A Starlink entrou no mercado brasileiro em janeiro de 2022, a partir da autorização da Agência Nacional de Telecomunicações (Anatel), para ofertar internet via satélite de órbita não estacionária, porém fazem cobertura apenas Rio de Janeiro, São Paulo, parte do Paraná e Santa Catarina. A visita do bilionário visou ampliar essa cobertura no país, incluindo, além do resto do Brasil, a região amazônica, mesmo com a existência de um sistema de monitoramento da Amazônia por satélites do Instituto de Pesquisas Espaciais (Inpe).
Na sua conta do Twitter, Bolsonaro comemorou a parceria, afirmando que seria “o início de um namoro” com chances de “acabar em casamento brevemente”, e ainda ofereceu a base de lançamento de Alcântara para lançamento de foguetes da SpaceX, como noticiado pela Istoé Dinheiro (2022).
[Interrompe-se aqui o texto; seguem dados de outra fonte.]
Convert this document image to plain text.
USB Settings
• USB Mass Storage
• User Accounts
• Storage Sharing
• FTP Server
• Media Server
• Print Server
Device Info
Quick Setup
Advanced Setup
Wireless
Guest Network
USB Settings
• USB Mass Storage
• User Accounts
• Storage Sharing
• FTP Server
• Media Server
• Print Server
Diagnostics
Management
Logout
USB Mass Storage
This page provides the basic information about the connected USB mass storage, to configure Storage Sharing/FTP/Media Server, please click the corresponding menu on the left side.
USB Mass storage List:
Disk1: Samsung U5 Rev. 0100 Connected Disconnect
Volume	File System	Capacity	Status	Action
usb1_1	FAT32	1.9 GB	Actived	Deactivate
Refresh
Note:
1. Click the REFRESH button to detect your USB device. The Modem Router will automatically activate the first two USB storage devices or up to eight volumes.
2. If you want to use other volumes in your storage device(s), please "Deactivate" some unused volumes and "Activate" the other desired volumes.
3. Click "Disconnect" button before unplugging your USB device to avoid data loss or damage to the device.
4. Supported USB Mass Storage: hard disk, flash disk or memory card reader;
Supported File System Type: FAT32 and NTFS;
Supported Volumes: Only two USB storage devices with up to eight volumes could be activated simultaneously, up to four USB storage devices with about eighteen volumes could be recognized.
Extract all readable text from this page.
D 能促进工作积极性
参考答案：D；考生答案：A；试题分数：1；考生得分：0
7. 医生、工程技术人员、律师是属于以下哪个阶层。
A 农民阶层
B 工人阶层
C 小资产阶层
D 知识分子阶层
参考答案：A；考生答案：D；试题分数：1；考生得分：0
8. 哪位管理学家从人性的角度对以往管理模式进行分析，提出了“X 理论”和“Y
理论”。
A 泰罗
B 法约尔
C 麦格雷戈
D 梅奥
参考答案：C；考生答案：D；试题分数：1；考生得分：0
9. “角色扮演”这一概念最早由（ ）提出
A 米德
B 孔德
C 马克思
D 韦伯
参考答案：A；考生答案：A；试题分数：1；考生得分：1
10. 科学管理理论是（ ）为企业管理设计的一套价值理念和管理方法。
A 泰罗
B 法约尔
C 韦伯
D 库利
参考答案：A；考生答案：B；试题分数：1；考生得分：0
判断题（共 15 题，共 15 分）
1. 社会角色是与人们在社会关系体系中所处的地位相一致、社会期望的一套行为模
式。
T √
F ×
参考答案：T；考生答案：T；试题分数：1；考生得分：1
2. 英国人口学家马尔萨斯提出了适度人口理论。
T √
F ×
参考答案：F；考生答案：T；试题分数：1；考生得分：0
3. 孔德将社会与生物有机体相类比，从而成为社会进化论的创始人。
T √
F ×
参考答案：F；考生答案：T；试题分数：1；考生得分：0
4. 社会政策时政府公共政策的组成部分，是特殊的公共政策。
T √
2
Já Fábio Faria, ministro das Comunicações, negou que a Starlink teria acesso privilegiado a dados sobre a Amazônia, afirmando que “eles [Starlink] é que estão abrindo mão da soberania deles para nós”.
No final de fevereiro de 2020, o presidente brasileiro havia feito uma outra declaração, dessa vez sobre seu interesse em negociar a instalação de uma fábrica da Tesla, empresa de Musk que fabrica automóveis elétricos, para o país. Considera-se, assim, o interesse da empresa em baterias recarregáveis de íons de lítio, mineral presente em abundância na América do Sul, que detém cerca de 70% das reservas mundiais, e no Brasil, que possui cerca de 470 mil toneladas das reservas e possui a sétima maior reserva do metal no mundo, a partir de dados publicados em 2021 pelo Serviço Geológico dos Estados Unidos (USGS).
Levando em consideração os fatos apresentados acima, parte de uma obviedade questionar os reais interesses de Elon Musk no Brasil, especialmente na região amazônica, e as consequências das suas negociações com o presidente Bolsonaro. Faz-se necessário, então, realizar algumas observações para além do caráter financeiro e empresarial do bilionário.
Musk já realizou, por exemplo, doações no valor de US$ 1,2 milhões para campanhas políticas e partidos desde 2002. Nos últimos anos, inclusive, acabou se deslocando pelo espectro político e tornou-se um aliado da direita, fazendo declarações em redes sociais polêmicas em relação à pandemia do Covid-19 e criticando as medidas de prevenção contra o vírus.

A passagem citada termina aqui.